Safaricom, Equity Bank thin Sim wars a distraction that should not drag on

 

Nairobi; Kenya: The dispute pitting Safaricom against Equity Bank over the latter’s plans to offer mobile money transfer services is unnecessary and should not be allowed to drag on. The controversy is a distraction at a time when both companies should be investing their time and money on improving their product and services.

At first glance, Safaricom seems to have a valid argument that Equity Bank’s technology is likely to threaten the security of its mobile money transactions. The global association of telecoms operators (GSMA) said it was not in a position to ascertain if individual overlay SIM cards implementation could gather any sensitive data and make it available to unauthorised persons.

The association also admitted it could not authoritatively offer a verdict on whether the new technology could manipulate or compromise the security of the existing SIM in anyway. It is noteworthy that although Safaricom has clung to its argument that Equity Bank’s new technology poses a danger to its M-Pesa customers, it has not carried out any tests on its own, preferably, using the SIM card its would-be-competitor plans to deploy.

Assessing threats

Instead, it appears to also be relying on results of tests commissioned by its principal shareholder, Vodafone - a major beneficiary of profits earned from maintaining the status quo. Vodafone commissioned security firm Recurity Labs to assess the threat posed to its systems by use of thin SIMs. Using products offered by Bibitel as a sample, Recurity concluded that the technology poses “serious threats to the M-Pesa and mobile wallet systems.

Bibitel is a thin SIM product by Digitel Communications that provides reduced roaming rates to travellers. It is not clear how much credibility can be attributed to these findings because it is in Vodafone’s interests that Safaricom maintains its near-stranglehold on the local mobile money transfer market. It is not lost on analysts that neither the SIM card used in the assessment nor its developer appear to enjoy the level of international recognition Equity Bank proposes to deploy and its manufacturer—Taisys Corporation of Taiwan. Contrary to Safaricom’s claims that there was “no country in the world using the technology” when its officials appeared before the Parliamentary Committee on Energy and Communications earlier this month, China, Holland, the UK, US, Singapore and Malaysia use the technology.

These countries are way far ahead of Kenya in the size of their economies and level of technology. They cannot be wrong. Should Kenya be considered an aberrations in anything but its seeming tolerance of companies that might seek to abuse their monopolistic positions?
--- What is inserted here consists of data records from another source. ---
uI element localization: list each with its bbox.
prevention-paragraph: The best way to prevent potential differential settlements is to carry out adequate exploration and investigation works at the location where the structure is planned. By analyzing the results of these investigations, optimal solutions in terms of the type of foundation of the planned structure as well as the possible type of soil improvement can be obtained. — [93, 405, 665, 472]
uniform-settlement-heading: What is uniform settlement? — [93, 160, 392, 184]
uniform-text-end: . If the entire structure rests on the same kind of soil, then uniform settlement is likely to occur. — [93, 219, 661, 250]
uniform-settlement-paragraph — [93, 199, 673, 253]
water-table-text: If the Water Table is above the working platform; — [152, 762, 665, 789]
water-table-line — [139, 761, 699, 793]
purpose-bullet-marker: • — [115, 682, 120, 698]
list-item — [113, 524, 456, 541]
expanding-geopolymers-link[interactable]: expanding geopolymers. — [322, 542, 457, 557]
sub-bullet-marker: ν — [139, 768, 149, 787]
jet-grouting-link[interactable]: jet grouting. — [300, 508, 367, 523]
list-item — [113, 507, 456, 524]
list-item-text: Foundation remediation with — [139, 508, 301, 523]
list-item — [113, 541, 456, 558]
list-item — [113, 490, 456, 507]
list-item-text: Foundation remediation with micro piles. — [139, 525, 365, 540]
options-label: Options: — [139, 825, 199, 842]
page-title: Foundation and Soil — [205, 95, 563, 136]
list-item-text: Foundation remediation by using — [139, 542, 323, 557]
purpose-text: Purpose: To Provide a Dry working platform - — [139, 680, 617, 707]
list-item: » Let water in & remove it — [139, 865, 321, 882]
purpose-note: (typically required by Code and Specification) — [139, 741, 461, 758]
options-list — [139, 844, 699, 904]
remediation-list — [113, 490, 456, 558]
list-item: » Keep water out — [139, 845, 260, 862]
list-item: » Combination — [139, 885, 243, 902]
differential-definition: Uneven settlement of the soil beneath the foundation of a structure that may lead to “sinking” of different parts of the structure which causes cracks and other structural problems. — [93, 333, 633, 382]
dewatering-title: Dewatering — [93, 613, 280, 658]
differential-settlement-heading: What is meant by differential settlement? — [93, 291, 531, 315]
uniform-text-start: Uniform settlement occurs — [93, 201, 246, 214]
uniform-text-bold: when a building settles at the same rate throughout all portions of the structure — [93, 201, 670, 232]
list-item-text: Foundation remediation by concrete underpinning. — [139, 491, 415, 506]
Be that as it may. Analysts are unanimous that Safaricom has played and continues to play a key and valuable role in transforming the local communications landscape. It is instructive that the telecom giant built its success on the back of the failure of the then Kencell—today’s Airtel­­- to connect with lower-end customers.

The same can be said for Equity Bank, which muscled its way to the top in its sector and played a key role in financial inclusion of the lower income groups who had been previously marginalised out of the banking system and other financial services. Analysts find it both instructive and intriguing that the battle between the two would-be-competitors is for the same segment of the market on which they have ridden to the top of the game in their respective sectors. Equity Bank officials who met the MPs told the law makers that their thin SIM card was targeted at the lower-end of the market and not at people with smartphones. Perhaps, time has come for Safaricom to seek their customers’ views on the issue before continuing to oppose Equity Bank’s entry into the market. After all, it is not always true that Dad knows best.

Tedious process

Safaricom might be surprised to find that its customers who bank with Equity Bank would heartily welcome an opportunity to send money without having to go through the tedious process of withdrawing then depositing it with M-Pesa before sending it on to its final destination.

I, for one, would. Equity Bank’s entry into the market would allow the professional staff in both companies to switch-on their creative and innovative juices to deliver new products and services. In the meantime, customers would enjoy lower prices! The economy would reap from the greater competition. Evidence gathered across industrial and commercial sector around suggests that competition drives improvements in quality and reduction in prices. Weaker companies are weeded out of the market.

But due to the size of its operations, strength of its balance sheet and the competence of its managerial and technical staff, the worst Safaricom can expect to suffer is a bruised ego when Equity Bank is finally admitted to the club — for it cannot be locked out forever.

But how deeply, or otherwise, Safaricom’s bottom-line will be affected by the entry of a well-heeled and experienced street-fighter as Equity Bank, with its battery of qualified staff drawn from China, Britain, Japan and the US and with the expertise of having worked for global IT giants including IBM and Oracle, will depend on how soon the mobile firm realises time has come to change the game. The mobile money transfer market is so lucrative that it will attract others in the event Equity Bank blinks and gives up the fight.